Use env vars to avoid passing credentials in code:

```sh
export SOLWYN_API_KEY="sk_proj_..."
```

```python
client = Solwyn(OpenAI())  # picks up from environment
```

## Error Handling

All SDK errors inherit from `SolwynError`:

| Exception | Raised when |
|-----------|-------------|
| `BudgetExceededError` | Budget exceeded in `hard_deny` mode |
| `ProviderUnavailableError` | Circuit breaker is open |
| `ConfigurationError` | Invalid API key format |

Provider errors (e.g., `openai.RateLimitError`) pass through unmodified.

## Data Transparency

The SDK sends a `MetadataEvent` after each LLM call.
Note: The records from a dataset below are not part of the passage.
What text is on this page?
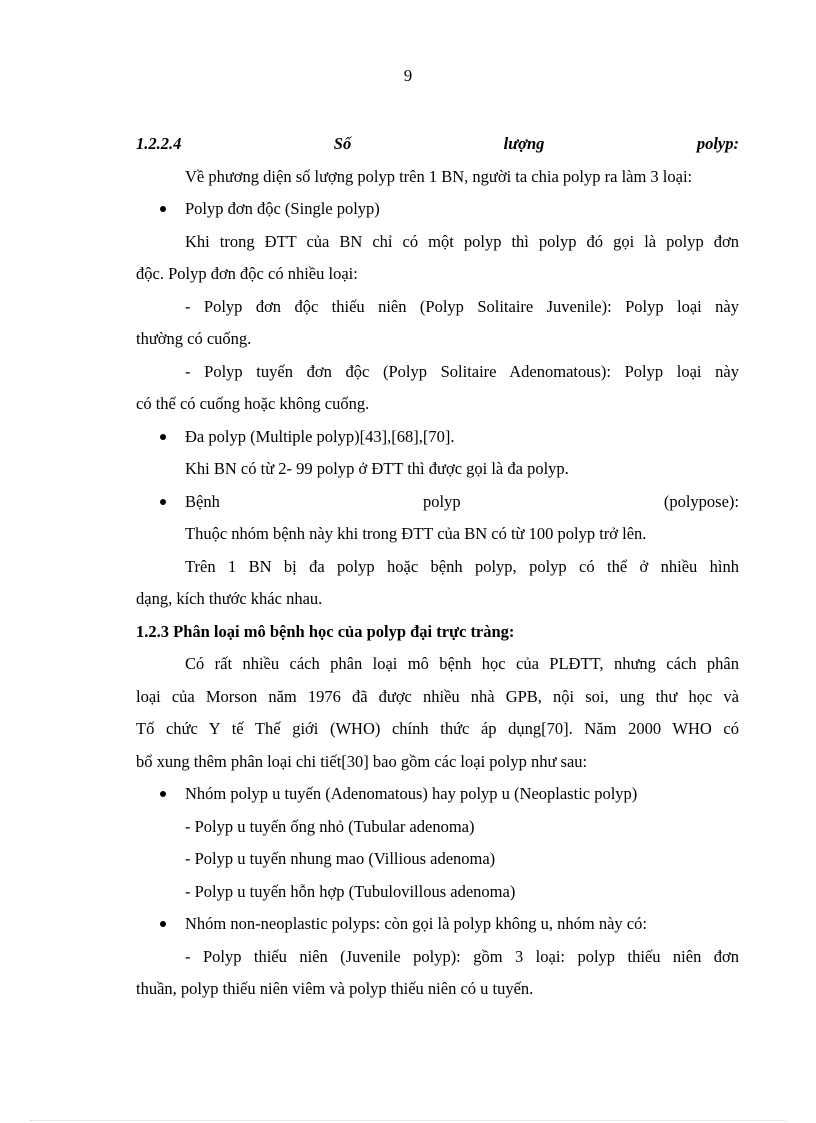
9
1.2.2.4	Số	lượng	polyp:
Về phương diện số lượng polyp trên 1 BN, người ta chia polyp ra làm 3 loại:
Polyp đơn độc (Single polyp)
Khi trong ĐTT của BN chỉ có một polyp thì polyp đó gọi là polyp đơn
độc. Polyp đơn độc có nhiều loại:
- Polyp đơn độc thiếu niên (Polyp Solitaire Juvenile): Polyp loại này
thường có cuống.
- Polyp tuyến đơn độc (Polyp Solitaire Adenomatous): Polyp loại này
có thể có cuống hoặc không cuống.
Đa polyp (Multiple polyp)[43],[68],[70].
Khi BN có từ 2- 99 polyp ở ĐTT thì được gọi là đa polyp.
Bệnh	polyp	(polypose):
Thuộc nhóm bệnh này khi trong ĐTT của BN có từ 100 polyp trở lên.
Trên 1 BN bị đa polyp hoặc bệnh polyp, polyp có thể ở nhiều hình
dạng, kích thước khác nhau.
1.2.3 Phân loại mô bệnh học của polyp đại trực tràng:
Có rất nhiều cách phân loại mô bệnh học của PLĐTT, nhưng cách phân
loại của Morson năm 1976 đã được nhiều nhà GPB, nội soi, ung thư học và
Tổ chức Y tế Thế giới (WHO) chính thức áp dụng[70]. Năm 2000 WHO có
bổ xung thêm phân loại chi tiết[30] bao gồm các loại polyp như sau:
Nhóm polyp u tuyến (Adenomatous) hay polyp u (Neoplastic polyp)
- Polyp u tuyến ống nhỏ (Tubular adenoma)
- Polyp u tuyến nhung mao (Villious adenoma)
- Polyp u tuyến hỗn hợp (Tubulovillous adenoma)
Nhóm non-neoplastic polyps: còn gọi là polyp không u, nhóm này có:
- Polyp thiếu niên (Juvenile polyp): gồm 3 loại: polyp thiếu niên đơn
thuần, polyp thiếu niên viêm và polyp thiếu niên có u tuyến.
This is everything it transmits:

| Field | Type | Description |
|-------|------|-------------|
| `model` | `str` | Model name (e.g., `gpt-4o`) |
| `provider` | `str` | `openai`, `anthropic`, or `google` |
| `input_tokens` | `int` | Input token count |
| `output_tokens` | `int` | Output token count |
| `token_details` | `object` | Breakdown: cached, reasoning, audio tokens |
| `latency_ms` | `float` | Call duration in milliseconds |
| `status` | `str` | `success`, `error`, or `budget_denied` |
| `is_model_fallback` | `bool` | Whether the call used `fallback_model` after the primary model failed |
| `sdk_instance_id` | `str` | Per-process UUID for deduplication |
| `timestamp` | `datetime` | When the call completed (UTC) |

**The SDK never captures, logs, or transmits prompts or responses.** This is enforced by [structural tests](tests/unit/test_privacy_firewall.py) and the [privacy module](src/solwyn/_privacy.py).

## Requirements

Python 3.11+

## Contributing

```sh
make install          # install in dev mode
make install-hooks    # install pre-commit hook
make check            # lint + format + typecheck
make test             # run unit tests
```

## Links

- [Documentation](https://docs.solwyn.ai)
- [Solwyn Cloud](https://solwyn.ai) — Dashboard, alerts, and analytics
- [MPI.sh](https://mpi.sh) — LLM API pricing comparison

## License

Apache 2.0 — see [LICENSE](LICENSE) for details.